I tested my hypothesis by changing the sizes of the test and validation sets from 50 or 10% to 100 or 20%. The training accuracy went slightly down to 77.2%, and the validation accuracy went up to 77.1%, which are almost the same, indicating that overfitting has not occured. Test accuracy changed to 76.8%, which is nearly the same as before. Typically, the model is not expected to perform better with a smaller training data, but the changes are very small and therefore probably due to differences in the sets of samples.
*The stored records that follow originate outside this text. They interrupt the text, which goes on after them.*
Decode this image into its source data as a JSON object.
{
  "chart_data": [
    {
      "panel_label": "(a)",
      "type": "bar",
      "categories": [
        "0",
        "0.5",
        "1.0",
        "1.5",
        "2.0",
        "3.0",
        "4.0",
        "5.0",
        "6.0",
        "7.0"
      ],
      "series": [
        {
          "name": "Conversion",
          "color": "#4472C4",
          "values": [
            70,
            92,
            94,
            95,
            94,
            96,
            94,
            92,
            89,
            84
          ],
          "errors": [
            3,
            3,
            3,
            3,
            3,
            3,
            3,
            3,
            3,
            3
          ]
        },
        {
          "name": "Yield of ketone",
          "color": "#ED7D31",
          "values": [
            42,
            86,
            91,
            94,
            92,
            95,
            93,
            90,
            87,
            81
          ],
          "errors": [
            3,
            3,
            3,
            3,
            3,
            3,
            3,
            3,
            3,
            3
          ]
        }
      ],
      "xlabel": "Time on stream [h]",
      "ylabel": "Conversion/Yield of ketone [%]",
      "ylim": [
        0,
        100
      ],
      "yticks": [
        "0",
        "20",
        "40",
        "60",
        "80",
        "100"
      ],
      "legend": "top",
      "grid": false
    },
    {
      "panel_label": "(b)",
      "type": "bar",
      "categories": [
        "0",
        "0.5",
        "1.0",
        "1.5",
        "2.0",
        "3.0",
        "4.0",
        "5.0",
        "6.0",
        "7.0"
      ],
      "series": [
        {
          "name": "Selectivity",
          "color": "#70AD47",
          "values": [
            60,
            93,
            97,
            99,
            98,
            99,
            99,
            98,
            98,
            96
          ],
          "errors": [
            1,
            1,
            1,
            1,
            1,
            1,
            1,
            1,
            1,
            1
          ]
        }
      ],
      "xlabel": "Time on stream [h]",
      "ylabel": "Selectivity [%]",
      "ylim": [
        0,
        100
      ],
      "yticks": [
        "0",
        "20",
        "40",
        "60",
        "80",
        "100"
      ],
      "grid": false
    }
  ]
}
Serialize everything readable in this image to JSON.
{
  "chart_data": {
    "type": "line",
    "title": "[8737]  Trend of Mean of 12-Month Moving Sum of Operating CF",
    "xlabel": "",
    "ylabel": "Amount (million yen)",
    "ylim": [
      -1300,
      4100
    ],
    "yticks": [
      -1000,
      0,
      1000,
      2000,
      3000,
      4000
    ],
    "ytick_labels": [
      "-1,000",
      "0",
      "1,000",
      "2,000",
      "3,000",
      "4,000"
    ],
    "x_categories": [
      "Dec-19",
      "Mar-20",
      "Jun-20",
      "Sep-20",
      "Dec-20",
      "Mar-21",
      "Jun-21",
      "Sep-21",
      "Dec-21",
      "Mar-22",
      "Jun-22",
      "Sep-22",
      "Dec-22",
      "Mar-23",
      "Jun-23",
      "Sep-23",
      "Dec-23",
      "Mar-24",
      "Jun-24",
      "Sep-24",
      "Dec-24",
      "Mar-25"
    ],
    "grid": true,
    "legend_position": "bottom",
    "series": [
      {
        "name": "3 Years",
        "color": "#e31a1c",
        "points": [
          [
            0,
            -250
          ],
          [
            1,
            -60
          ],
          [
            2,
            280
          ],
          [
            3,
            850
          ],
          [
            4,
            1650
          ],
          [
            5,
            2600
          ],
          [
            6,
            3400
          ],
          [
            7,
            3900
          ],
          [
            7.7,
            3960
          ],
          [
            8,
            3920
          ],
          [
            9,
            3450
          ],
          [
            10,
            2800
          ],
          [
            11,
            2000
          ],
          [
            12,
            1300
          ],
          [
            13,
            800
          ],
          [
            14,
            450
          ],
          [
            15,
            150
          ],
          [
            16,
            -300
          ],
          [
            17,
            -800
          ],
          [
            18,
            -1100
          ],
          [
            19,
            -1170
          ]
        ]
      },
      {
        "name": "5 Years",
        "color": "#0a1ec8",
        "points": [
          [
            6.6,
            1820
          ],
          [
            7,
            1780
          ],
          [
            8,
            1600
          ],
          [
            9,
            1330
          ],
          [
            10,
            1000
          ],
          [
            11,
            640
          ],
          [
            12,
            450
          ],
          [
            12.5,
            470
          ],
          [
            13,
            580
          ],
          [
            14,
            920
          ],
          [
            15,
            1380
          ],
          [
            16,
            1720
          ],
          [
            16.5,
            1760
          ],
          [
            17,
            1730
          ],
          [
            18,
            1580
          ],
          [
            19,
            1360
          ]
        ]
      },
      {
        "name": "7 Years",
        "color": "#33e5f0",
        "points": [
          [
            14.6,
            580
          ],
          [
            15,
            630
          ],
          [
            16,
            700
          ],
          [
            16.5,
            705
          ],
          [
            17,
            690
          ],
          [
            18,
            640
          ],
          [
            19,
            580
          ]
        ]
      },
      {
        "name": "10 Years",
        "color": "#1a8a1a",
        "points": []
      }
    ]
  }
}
The test accuracy of 76.7% is significantly better than the Naive Bayes model with an accuracy of 60%. The results show that even a simple neural networks model performs better than a Naive Bayes model constructed in a similar way. 

### Conclusion

In conclusion, I trained two machine learning models to predict categories in the Brown corpus. First, a Naive Bayes model and then a neural networks model. To allow comparison between the models, both were built similarly using a supervised machine learning method and a bag of words approach. Naive Bayes performed significantly better than the naive baseline with an accuracy of 60%, yet the model fell short from the performance of the neural networks model with an accuracy of 76.6%. The model is very simple, and with some fine tuning, the neural networks model could probably perform better. 

The results were quite close to what I was expecting, since the task is not as simple as sentiment prediction. In addition, it is not surprising that neural networks performed better than the Naive Bayes classifier, since it is a more advanced algorithm.